Indien de consumer gebruik maakt van de If-None-Match header, met één of meerdere waarden voor de ETag, dan MOET de provider antwoorden met een HTTP 304 bericht indien de huidige ETag waarde van de resource hierin voorkomt. Als de huidige ETag waarde hier niet in voorkomt, dan MOET de provider een normale HTTP 200 response sturen.

(Correctie)

Nieuw in versie 1.2.0

Het kan voorkomen dat een versie van een object in gebruik is en fouten bevat. Normaal gesproken moet dan van dat object een nieuwe versie gemaakt worden maar die wijzigingen hebben dan geen effect op zaken, informatieobjecten of besluiten die reeds aangemaakt zijn. Daarom is het mogelijk om onder bepaalde omstandigheden correcties aan te brengen. Dit kan dan met een expliciete scope: geforceerd-bijwerken.
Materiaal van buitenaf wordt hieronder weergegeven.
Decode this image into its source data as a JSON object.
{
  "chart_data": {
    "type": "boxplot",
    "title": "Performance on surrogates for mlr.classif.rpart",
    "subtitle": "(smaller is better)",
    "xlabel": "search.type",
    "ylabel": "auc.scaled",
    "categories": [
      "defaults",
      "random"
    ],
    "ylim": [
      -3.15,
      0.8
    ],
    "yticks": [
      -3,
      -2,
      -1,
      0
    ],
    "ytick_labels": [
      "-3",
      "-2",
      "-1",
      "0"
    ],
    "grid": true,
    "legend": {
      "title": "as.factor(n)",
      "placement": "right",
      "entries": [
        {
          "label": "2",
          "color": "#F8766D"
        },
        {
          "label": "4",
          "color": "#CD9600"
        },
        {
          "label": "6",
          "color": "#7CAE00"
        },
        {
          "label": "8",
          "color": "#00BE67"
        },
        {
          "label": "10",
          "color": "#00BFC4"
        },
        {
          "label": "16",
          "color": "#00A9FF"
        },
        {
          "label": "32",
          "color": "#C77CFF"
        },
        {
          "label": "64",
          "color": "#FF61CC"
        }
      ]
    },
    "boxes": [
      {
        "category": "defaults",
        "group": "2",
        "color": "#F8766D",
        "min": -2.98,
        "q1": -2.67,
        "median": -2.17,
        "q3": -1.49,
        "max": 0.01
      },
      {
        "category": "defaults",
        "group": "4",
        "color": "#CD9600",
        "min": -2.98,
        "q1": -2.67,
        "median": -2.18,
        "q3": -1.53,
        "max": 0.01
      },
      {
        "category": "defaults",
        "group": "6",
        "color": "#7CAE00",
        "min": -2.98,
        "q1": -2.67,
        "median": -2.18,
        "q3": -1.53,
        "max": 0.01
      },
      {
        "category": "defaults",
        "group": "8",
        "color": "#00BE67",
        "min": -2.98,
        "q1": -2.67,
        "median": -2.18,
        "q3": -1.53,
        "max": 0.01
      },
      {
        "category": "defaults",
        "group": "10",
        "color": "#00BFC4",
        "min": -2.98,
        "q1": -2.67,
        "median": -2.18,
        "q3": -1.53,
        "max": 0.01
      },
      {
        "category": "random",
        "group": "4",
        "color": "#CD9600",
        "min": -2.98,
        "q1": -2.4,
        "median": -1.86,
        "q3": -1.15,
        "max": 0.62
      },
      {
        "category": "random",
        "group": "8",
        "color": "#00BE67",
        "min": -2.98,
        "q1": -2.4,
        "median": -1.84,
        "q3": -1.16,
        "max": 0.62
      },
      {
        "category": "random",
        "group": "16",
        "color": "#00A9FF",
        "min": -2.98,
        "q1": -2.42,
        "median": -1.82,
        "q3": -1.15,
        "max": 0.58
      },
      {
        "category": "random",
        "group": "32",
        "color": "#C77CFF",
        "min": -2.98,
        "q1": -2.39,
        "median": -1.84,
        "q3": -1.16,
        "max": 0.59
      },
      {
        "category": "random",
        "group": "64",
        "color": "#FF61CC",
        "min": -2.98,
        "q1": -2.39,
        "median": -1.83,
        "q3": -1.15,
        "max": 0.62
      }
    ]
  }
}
De voorwaarden waaronder een correctie uitgevoerd mag worden zijn:

  • De wijziging is een uitbreiding, bijvoorbeeld het toevoegen van een optioneel informatieobjecttype aan een zaaktype of een statustype aan het eind van de reeds geconfigureerde statustypen aan een zaaktype. Er mogen dus geen releaties of gerelateerde objecten verwijderd worden.
  • De wijziging is een uitbreiding, bijvoorbeeld het toevoegen van een trefwoord aan een Informatieobjecttype
  • Zaken van het zaaktype blijven nog steeds geldig en kunnen nog steeds afgehandeld worden. Met andere woorden, de afhandeling van deze zaken is nog steeds geldig.
  • Besluiten van het Besluittype blijven nog steeds geldig.
  • Informatieobjecten van het Informatieobjecttype blijven nog steeds geldig.

Nieuw in versie 1.3.0

Leesrechten Zaken en Documenten ook voor Catalogi (ztc-014)

Wanneer de ZRC of DRC met respectievelijk de scopes zaken.lezen of documenten.lezen de ZTC raadplegen moet de provider deze verzoeken behandelen alsof de scope catalogi.lezen gebruikt is.